2. To put an end to the game of ‘cat and mouse’. This does not appear to have been achieved (based on a small number of observations from the Forensic Early Warning System). “Novel drugs which are not controlled under the MDA have continued to emerge”.
3. To reduce the number of people using NPS. This appears to have been achieved for the general adult population, “with a significant reduction in NPS use since the Act, particularly among young adults”. However, what has not changed significantly is the use of nitrous oxide among adults and the use of NPS among children. As for NPS use among vulnerable users, including the homeless, the evidence “is mixed” with “some displacement from synthetic cannabinoids to ‘traditional’ controlled drugs”. In prisons, “the PSA does not appear to have restricted the prevalence of NPS, with use of synthetic cannabinoids in particular appearing to have increased since the Act was introduced”.
4. To reduce the various health and social harms associated with NPS. “This appears to have been achieved in the main, although there are some specific areas of concern…. [W]hile there has been a reduction in NPS-related deaths across England and Wales, there has been a considerable increase in Scotland since the Act has been introduced”.

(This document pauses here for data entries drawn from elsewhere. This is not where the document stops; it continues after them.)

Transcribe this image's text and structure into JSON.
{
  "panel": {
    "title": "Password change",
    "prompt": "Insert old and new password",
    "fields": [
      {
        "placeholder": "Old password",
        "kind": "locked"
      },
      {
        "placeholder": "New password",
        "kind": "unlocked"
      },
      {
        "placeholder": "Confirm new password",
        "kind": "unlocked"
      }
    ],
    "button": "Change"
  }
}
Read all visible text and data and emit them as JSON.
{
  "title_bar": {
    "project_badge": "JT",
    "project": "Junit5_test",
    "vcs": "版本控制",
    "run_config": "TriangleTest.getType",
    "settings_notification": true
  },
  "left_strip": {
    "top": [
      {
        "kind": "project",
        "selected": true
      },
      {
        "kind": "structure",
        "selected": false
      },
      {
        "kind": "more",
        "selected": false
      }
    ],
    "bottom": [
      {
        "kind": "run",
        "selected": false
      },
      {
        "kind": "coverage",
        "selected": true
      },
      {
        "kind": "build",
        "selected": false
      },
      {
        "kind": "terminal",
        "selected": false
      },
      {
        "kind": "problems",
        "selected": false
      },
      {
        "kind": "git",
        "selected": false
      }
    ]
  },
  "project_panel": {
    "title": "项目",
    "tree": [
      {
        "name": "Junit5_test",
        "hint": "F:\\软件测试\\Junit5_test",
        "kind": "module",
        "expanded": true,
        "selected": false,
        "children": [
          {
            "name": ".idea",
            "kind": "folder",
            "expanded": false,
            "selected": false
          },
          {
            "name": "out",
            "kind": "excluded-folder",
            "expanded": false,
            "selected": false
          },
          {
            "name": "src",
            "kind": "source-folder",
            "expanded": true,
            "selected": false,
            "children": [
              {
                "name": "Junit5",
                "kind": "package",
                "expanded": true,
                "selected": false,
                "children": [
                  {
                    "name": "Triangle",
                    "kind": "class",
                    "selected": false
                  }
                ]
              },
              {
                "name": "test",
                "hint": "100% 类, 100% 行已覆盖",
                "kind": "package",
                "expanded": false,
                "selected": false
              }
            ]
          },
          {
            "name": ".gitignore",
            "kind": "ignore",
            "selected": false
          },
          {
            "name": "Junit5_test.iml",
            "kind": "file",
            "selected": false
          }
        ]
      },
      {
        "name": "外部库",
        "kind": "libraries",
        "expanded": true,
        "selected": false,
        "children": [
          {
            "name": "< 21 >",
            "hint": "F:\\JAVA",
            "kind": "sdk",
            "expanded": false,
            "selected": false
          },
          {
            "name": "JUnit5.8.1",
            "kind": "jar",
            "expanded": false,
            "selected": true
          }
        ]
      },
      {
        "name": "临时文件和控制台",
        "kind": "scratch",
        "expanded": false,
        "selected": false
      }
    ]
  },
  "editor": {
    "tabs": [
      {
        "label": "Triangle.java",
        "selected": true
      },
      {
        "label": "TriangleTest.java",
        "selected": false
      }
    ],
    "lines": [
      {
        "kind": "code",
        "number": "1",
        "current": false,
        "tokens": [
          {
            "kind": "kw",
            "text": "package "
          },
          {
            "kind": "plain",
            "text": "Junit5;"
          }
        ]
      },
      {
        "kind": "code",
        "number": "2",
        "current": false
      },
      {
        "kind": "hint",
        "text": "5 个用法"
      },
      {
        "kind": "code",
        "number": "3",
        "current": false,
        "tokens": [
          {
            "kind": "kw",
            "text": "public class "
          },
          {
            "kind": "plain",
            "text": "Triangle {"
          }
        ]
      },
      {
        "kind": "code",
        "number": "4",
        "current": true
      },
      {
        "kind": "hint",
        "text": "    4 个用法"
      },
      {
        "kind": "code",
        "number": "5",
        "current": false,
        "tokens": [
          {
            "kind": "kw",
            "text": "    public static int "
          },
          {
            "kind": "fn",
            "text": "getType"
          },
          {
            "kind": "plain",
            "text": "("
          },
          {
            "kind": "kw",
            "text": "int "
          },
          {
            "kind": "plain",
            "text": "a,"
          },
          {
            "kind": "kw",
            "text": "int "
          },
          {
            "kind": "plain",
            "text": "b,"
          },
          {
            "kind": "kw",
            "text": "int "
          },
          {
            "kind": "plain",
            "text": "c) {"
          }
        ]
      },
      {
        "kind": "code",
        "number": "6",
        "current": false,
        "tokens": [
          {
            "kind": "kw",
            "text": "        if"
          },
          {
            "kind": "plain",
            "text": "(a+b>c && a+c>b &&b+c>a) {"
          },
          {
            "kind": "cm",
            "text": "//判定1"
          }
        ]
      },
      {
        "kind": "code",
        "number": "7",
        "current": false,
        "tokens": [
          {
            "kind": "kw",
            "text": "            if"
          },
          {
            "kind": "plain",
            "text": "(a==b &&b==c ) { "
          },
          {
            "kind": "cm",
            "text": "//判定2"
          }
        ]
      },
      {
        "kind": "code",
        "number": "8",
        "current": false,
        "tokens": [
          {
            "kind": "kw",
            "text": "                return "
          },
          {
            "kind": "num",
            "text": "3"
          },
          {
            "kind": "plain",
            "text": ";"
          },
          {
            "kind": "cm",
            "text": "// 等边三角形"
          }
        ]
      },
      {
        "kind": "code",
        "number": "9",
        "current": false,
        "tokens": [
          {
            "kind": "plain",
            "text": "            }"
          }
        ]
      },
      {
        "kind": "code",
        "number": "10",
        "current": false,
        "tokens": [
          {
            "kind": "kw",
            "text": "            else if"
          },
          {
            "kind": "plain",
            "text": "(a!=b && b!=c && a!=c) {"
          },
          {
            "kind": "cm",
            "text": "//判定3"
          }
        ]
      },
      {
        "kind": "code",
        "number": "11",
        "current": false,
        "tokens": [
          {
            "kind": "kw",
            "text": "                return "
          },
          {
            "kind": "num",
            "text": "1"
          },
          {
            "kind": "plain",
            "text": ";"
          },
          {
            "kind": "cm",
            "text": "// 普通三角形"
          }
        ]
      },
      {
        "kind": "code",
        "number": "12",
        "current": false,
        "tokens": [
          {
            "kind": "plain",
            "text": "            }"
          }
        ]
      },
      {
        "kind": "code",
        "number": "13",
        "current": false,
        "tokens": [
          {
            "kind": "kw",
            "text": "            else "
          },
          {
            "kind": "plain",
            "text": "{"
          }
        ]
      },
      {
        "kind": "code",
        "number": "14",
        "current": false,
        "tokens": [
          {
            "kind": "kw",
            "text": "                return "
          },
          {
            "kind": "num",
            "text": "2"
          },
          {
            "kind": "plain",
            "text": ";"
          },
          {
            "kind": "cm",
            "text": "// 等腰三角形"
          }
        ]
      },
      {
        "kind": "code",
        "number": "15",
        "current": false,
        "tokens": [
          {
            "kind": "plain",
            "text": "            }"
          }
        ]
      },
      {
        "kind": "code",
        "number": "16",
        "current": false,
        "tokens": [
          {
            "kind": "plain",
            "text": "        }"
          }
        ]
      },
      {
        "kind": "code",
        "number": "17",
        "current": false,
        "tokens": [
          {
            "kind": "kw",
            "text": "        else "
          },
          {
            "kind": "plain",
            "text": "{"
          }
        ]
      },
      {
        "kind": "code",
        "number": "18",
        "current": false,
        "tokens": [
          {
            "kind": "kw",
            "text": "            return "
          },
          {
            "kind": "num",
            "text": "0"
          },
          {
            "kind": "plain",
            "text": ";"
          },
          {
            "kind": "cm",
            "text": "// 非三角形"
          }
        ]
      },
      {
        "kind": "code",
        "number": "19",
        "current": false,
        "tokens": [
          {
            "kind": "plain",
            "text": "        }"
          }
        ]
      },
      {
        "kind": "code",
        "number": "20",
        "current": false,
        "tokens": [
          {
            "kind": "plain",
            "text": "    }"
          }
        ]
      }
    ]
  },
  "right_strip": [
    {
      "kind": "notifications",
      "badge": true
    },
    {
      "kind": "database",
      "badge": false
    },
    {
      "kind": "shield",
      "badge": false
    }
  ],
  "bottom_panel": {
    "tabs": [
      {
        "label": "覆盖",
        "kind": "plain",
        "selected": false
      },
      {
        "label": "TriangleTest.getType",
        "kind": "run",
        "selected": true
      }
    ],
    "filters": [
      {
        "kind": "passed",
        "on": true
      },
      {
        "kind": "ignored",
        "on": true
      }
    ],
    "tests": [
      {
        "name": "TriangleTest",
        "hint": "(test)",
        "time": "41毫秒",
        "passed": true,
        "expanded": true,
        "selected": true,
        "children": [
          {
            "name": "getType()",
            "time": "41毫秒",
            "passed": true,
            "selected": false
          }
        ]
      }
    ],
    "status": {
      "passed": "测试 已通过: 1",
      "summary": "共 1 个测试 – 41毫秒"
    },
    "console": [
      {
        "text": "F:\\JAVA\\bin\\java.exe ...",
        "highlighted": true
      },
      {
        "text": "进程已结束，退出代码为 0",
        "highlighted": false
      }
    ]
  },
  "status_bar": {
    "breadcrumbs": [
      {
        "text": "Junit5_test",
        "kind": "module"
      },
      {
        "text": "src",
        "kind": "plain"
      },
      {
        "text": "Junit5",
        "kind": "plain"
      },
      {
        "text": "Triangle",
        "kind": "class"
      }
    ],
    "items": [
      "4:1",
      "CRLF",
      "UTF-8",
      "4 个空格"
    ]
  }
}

The Review states that the decisions of the Court of Appeal in R v Chapman  EWCA Crim 319, and R v Rochester  EWCA Crim 1936, are “binding” (p.4, p.14). However, care must be taken when determining the points of legal principle that are truly “binding”. In Rochester, the Court made it clear that whether something is capable of producing a psychoactive effect “is a question of fact, no doubt sometimes assisted by expert evidence” [para.19; emphasis added]. The legal principle, which is ‘binding’, is that “section 2 of the 2016 Act does not distinguish between direct and indirect effect when it defines a psychoactive substance as one which produces a psychoactive effect” [para.25; emphasis added]. The potential implications of this decision extend beyond cases of nitrous oxide presented in canisters for catering use.